Exam Definitions 20171114 Flashcards
Definition
Standardisation
The compilation of a systematic account of a language by providing dictionaries, style guides and grammars
Definition
Linguistic relativism
The idea that language influences our thinking
Definition
Linguistic determinism
The claim that language determines how we perceive and organise the world
Definition
Lingua Franca
A common language used between speakers of different linguistic backgrounds
Definition
Function
The role that language plays in communication or in particular social situations
Definition
Field
The topic discussed by the text and the nature of the activity performed
Definition
Prosodic features
Loudness, pitch, tempo and speech rhythm
Definition
Mode
The medium of communication
Definition
Language maintenance
The situation in which speakers continue to use their native language from generation to generation even though a new more powerful language is available to them
Definition
Language shift
When speakers abandon one language in favour of another
Definition
Language reclamation
The attempt to halt or reverse the decline of a language or to revive (or revitalize) an extinct one
Incentives for people to learn English as an additional language
5 Points
- Knowledge is increasingly created and disseminated in English
- English is the medium for education in very many countries across the globe.

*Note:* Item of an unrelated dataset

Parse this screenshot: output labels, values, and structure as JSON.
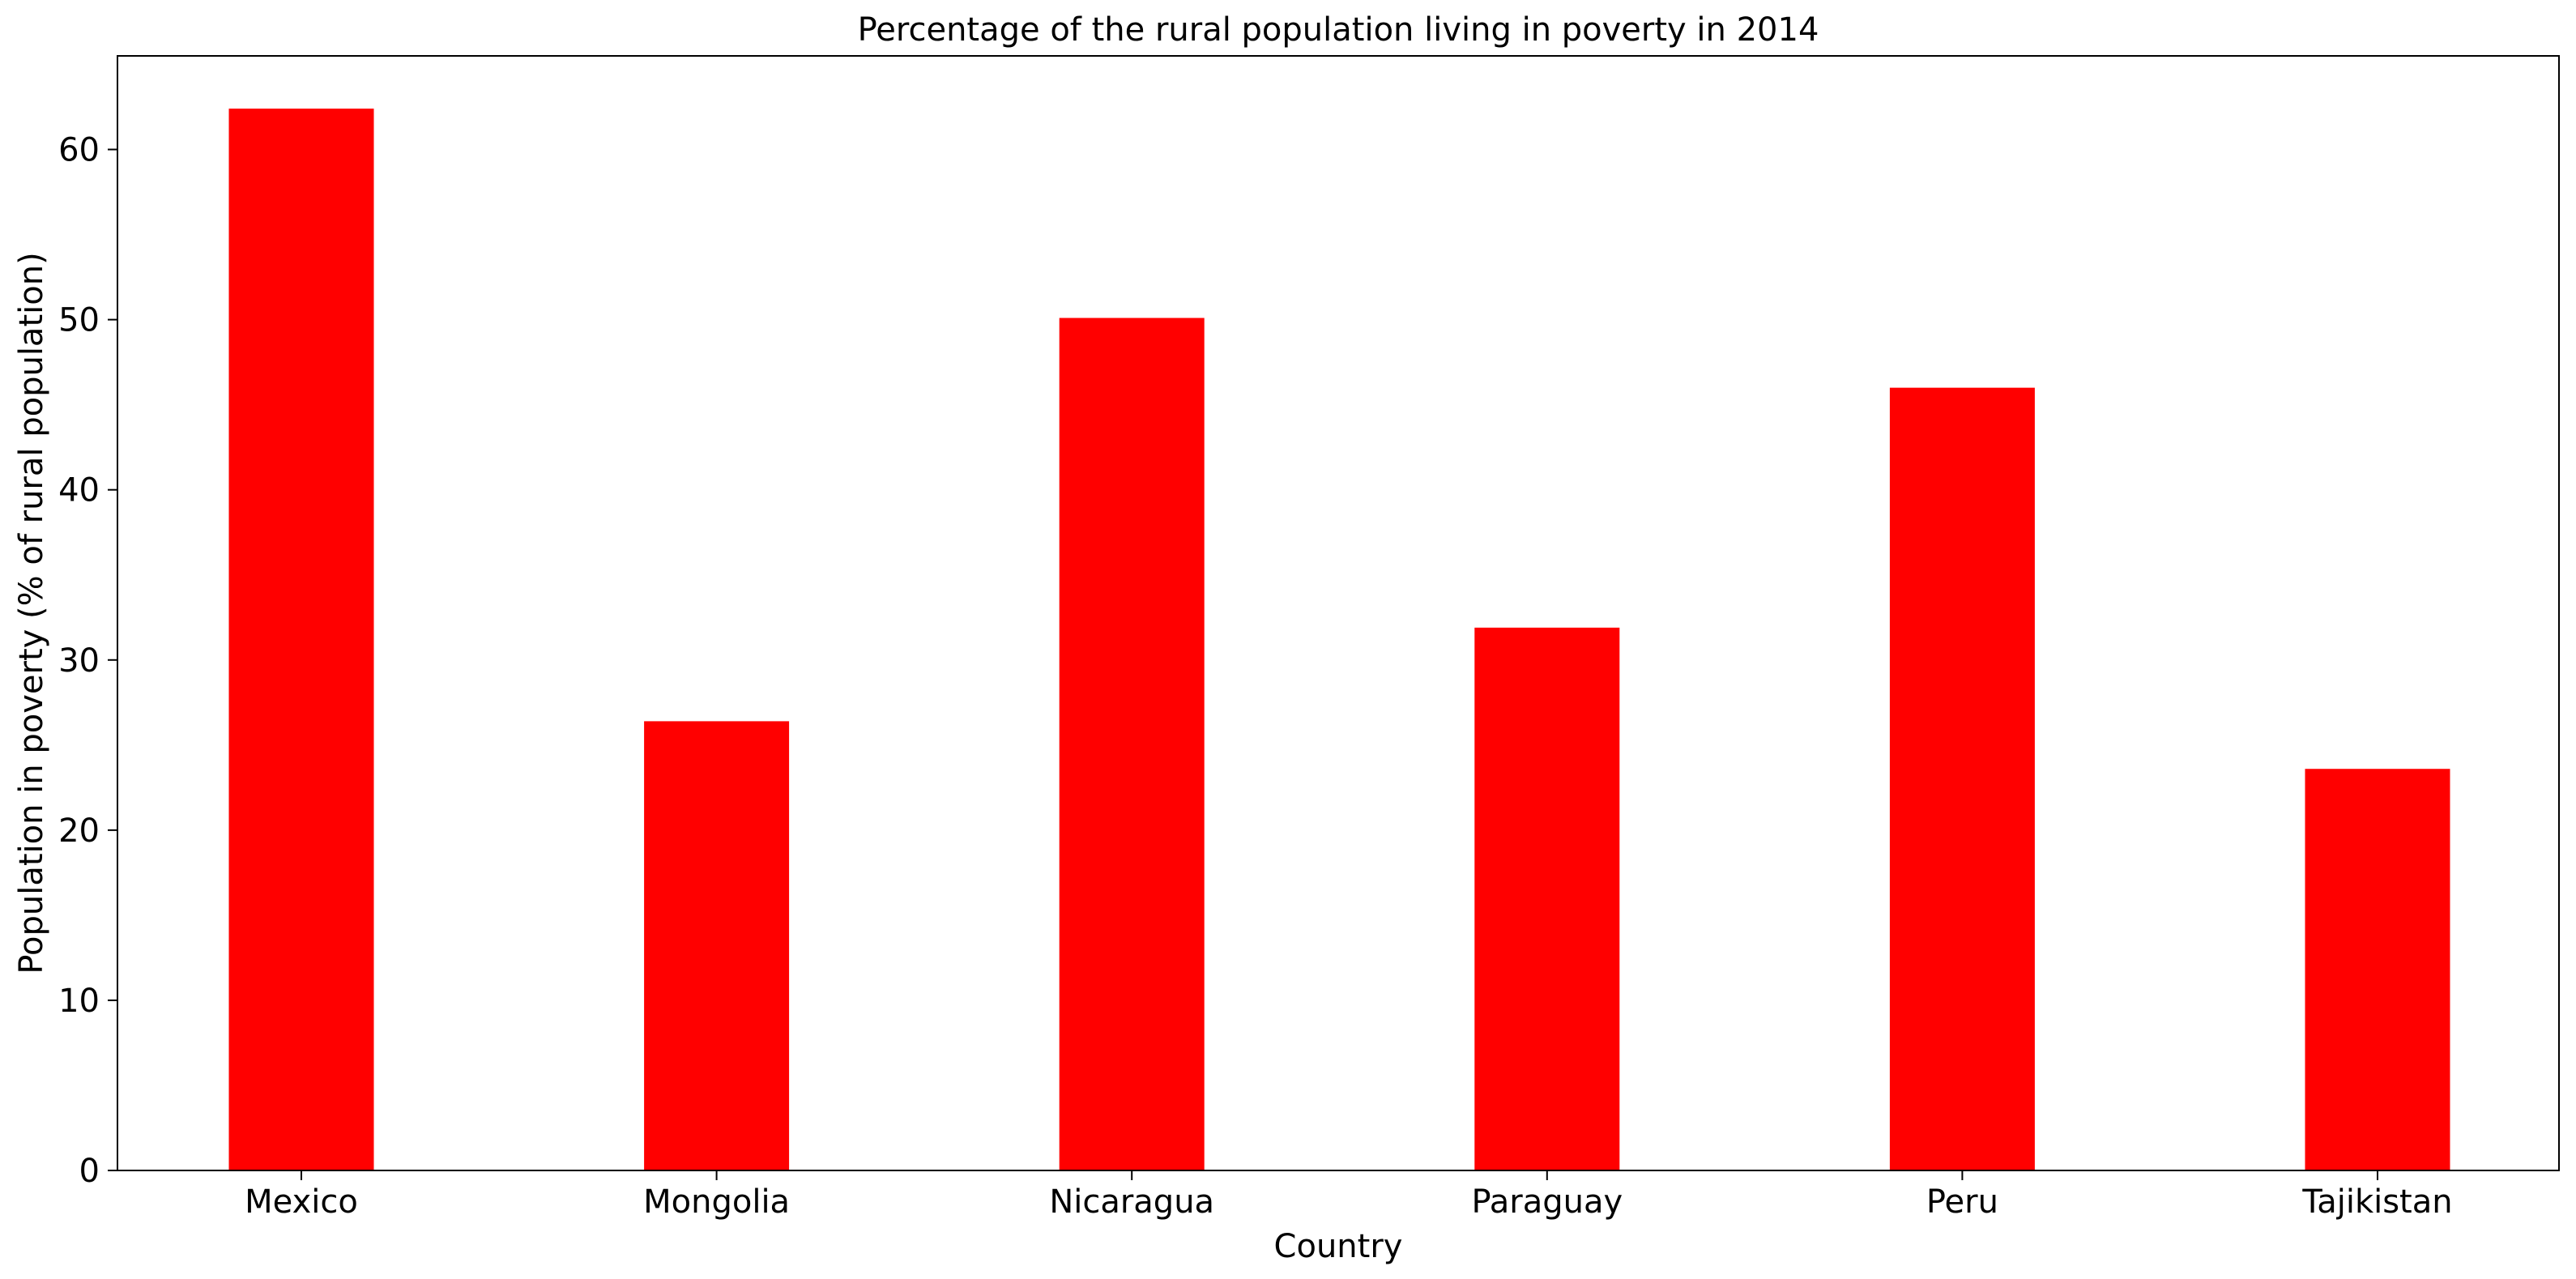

- English is the language of economic development.
- Businesses have adopted English as the global lingua france.
- There is a perception that English will provide access to jobs.
Define
ethnolect
A variety that identifies its speakers by their ethnicity and usually influenced by their L1 (first language).
Identify six countries, which belong to Kachru’s Inner Circle of World Englishes.
- United Kingdom
- United States of America
- Ireland
- New Zealand
- Australia
- Canada
What are two important differences between a pidgin and a creole?
Any 2 reasonable differences
- Creoles are spoken as a mother tongue, are codified and standardised, are more complex, have a wider range of functions.
- Pidgins aren’t anybody’s first language, are short-lived typically, make do with limited vocabularies, used in limited contexts, lack the stylistic variation of a first language, require far less complex and flexible syntactic structures.
Describe the process of creolisation
Any one of the following:
- When children are brought up speaking the pidgin as their first language, it becomes a creole.
- A creole is a nativized pidgin.
- a historical process whereby a creole or creole-like language develops from a contact language/pidgin
Explain why the label “variety of English” may be problematic when describing a creole
Provide 3 reasons (List of 4 suggested)
- At the “vernacular end” of the standard creole-continuum, the creole would probably be unintelligible to English speakers/not mutually intelligible with Standard English.
- The very “unEnglish-looking” structures that characterize creoles also make this problematic.
- The speakers themselves would never call their language a kind of English either.
- Their unique development as contact language sets them apart from English.
Approximately how many Aboriginal languages have died since the arrival of white Australians?
Approximately 80-160 Indigenous languages have died.
Others estimate 110-160.
(Only around 120 of the original 200-250 languages remain today according to National Indigenous Languages Survey, p. 143 in LTL
Name one of the programs trying to revive Aboriginal languages.
- National Indigenous Languages Survey
- The Kaurna language project in South Australia
- The Aboriginal Languages Project in NSW
- Living Archive of Indigenous Languages.